According to statistics, girls lose much of their initial self-confidence and initiative when they reach their teen years. But teen girls also tend to turn inwards and confide in diaries or keep blogs in which they write about their fears and hopes.
“Bloody Red Heart,” now playing at the Odyssey Theatre in West Los Angeles, is a play drawn from essays in the book “Red: Teenage Girls in America Write on What Fires Up Their Lives Today.” Editor Amy Goldwasser collected these essays by girls ages 13 through 19, from all over the country, from every ethnic and socioeconomic background. Eleven of these essays, and snippets from other essays, have been adapted by Goldwasser and Tom Bryant to create a program of dramatic monologues similar to the just-filmed “For Colored Girls.”

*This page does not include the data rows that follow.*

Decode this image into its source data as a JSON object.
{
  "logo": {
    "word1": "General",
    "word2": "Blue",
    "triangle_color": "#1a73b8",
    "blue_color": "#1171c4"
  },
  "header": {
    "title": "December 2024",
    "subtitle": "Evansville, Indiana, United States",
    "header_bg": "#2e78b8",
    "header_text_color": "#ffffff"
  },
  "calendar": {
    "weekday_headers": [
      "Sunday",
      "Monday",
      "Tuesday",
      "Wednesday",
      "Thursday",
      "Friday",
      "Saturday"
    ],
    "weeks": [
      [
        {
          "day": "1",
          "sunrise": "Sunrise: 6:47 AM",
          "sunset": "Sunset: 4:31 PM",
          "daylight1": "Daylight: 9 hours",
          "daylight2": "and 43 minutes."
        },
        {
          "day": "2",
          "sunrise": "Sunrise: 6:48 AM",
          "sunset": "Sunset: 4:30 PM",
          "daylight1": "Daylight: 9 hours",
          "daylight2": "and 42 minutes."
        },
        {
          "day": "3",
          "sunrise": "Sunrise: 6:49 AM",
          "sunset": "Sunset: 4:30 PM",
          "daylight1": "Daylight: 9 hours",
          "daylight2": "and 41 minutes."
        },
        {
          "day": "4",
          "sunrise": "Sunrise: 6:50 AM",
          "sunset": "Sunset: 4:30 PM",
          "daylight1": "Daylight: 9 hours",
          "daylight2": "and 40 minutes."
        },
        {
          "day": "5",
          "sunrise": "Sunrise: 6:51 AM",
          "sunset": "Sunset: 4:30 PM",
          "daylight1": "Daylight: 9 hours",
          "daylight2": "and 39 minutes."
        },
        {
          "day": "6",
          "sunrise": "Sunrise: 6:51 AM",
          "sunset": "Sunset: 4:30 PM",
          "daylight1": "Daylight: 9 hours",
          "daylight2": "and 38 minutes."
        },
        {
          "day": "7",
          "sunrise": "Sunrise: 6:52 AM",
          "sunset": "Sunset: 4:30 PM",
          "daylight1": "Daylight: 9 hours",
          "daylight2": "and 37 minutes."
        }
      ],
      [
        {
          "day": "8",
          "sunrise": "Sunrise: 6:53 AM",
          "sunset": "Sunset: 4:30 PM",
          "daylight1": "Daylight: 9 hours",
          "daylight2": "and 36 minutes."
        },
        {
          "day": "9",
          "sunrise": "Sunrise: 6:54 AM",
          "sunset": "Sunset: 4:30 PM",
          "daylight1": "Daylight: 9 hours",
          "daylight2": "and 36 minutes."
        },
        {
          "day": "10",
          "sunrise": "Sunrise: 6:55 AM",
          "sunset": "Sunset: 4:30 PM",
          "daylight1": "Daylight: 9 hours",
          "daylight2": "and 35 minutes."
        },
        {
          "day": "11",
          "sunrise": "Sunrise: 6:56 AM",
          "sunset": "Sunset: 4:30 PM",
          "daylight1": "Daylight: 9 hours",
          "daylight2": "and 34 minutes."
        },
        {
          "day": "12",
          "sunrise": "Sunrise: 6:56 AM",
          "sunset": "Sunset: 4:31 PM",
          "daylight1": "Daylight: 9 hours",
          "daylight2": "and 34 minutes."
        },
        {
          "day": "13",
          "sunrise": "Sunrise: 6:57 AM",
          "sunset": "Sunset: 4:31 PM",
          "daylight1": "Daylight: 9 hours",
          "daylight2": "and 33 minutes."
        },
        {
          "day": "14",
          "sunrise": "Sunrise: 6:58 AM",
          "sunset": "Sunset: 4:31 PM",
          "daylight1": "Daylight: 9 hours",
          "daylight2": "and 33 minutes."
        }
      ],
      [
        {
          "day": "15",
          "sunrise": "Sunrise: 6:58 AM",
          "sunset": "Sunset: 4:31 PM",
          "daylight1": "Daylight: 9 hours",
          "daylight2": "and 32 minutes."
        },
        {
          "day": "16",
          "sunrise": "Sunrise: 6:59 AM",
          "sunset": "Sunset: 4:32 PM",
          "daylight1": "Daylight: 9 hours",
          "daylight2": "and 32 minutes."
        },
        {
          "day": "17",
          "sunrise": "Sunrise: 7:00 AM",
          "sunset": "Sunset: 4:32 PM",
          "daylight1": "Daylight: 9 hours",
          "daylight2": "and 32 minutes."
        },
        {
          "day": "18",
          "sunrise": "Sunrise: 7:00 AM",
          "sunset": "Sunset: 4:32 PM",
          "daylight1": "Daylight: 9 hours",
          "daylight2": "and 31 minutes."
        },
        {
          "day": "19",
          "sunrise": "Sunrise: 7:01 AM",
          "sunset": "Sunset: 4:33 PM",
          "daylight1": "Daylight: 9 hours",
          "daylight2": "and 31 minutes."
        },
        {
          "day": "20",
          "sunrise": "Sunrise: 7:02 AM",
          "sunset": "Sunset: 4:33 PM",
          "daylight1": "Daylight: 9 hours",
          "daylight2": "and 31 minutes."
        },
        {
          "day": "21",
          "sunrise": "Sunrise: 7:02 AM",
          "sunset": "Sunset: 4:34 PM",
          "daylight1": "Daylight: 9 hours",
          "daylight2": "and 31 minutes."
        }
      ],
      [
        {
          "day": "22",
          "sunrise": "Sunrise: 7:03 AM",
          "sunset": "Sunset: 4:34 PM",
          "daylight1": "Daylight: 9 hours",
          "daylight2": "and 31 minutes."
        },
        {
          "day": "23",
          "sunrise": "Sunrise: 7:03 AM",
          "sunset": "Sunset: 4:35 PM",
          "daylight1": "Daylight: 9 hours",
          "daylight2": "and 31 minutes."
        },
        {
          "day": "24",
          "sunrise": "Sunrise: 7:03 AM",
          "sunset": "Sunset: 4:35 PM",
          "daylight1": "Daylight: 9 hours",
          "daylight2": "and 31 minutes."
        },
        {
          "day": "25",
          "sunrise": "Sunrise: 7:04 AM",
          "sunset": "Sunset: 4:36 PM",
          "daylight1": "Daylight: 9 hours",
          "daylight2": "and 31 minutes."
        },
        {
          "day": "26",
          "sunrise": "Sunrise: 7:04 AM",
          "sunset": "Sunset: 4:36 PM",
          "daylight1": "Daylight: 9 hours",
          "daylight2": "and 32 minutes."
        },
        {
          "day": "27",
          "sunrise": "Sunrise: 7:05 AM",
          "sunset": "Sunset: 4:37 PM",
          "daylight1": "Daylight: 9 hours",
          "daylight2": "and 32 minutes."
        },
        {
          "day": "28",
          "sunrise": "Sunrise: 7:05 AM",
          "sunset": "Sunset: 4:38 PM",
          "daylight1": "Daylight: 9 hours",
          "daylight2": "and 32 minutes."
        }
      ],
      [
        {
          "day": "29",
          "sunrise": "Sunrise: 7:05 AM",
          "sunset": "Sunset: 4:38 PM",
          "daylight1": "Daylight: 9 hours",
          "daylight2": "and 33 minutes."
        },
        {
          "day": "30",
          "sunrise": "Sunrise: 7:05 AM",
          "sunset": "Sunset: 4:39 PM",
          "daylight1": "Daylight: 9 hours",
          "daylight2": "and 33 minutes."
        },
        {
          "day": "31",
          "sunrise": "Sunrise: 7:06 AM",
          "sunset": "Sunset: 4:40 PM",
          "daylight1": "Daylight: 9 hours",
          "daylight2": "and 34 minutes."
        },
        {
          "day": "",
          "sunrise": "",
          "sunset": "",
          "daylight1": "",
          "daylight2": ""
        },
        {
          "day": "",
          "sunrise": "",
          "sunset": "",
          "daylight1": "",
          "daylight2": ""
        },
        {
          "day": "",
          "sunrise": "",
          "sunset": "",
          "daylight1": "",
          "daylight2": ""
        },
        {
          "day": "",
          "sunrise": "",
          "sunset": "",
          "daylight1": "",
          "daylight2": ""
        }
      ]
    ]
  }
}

Director Leslie Ferreira stages the play simply – the eight young women who play the various roles sit on red-painted chairs or on the floor, use the chairs as props, stand, run, and dance as they tell their stories. The backdrop behind them, designed by Tesshi Nakagawa, resembles a huge blackboard on which are scrawled lines from the essays: “I am the victim of a happy childhood,” “I’m just sitting here, shouting at the top of my lungs in unintelligible whispers,” and over and over again, the litany that the girls hear from everyone: “Are you OK?”
The actors are students at the Theatre Academy of Los Angeles City College. Not much older than the authors of the monologues, they are dressed to look suitably young – short skirts, letter sweaters, sloppy casual shirts. All the nuances of teen behavior are here, some of them so perfectly played (girls jumping around and giggling as they try on clothes; girls gossiping on their cell phones) that audience members can’t help but laugh, or gasp, in recognition.
Some of the stories are equally universal for any gender or age group. Carey Dunne’s “Gym at Riverton,” performed by petite and energetic Melanie Rogina, sketches, with a liberal dose of humor, the teenage horror that is gym class. (Dunne’s description of herself in a bathing suit: “In ninth grade I looked like Gollum”). Amy Hunt’s “Sleeves,” performed by Noa Medford, might just be the last word on the suffering of overweight people. Medford depicts Amy in a science lab where she overhears two students (male) talking trash about her. One of them remarks: “She should kill herself – she’s so fat.”
Other stories have powerful messages to deliver. “TLC: Three Days” by Annie Littlewood, performed by Deborah Elizabeth Senior, is based on Littlewood’s experiences with foster care and a dysfunctional family. The harrowing “Lies We Have Told” by Sarah McIntosh, performed by Neva McIntosh with Rene Michelle Aranda as “the friend,” focuses on a friendship, with one girl fearing she has betrayed her friend because she cannot help her with her problems. These sequences are possibly scary; they are certainly dark and unsparing, told as they happened by the girls who lived the experiences.
“Bloody Red Heart” confronts stereotypes of what a “girl” is. The very title comes from Emma Considine’s essay on the pain of being the child of separated parents. These teen girls reject the image of “pretty in pink,” and tell their tales with profanity, vivid imagery, gross-outs, and frank confessions of feelings.
This play is slated for only a three-week run at the Odyssey but catch it if you can. And if you can’t, pick up “Red,” published by Plume (Penguin) Books.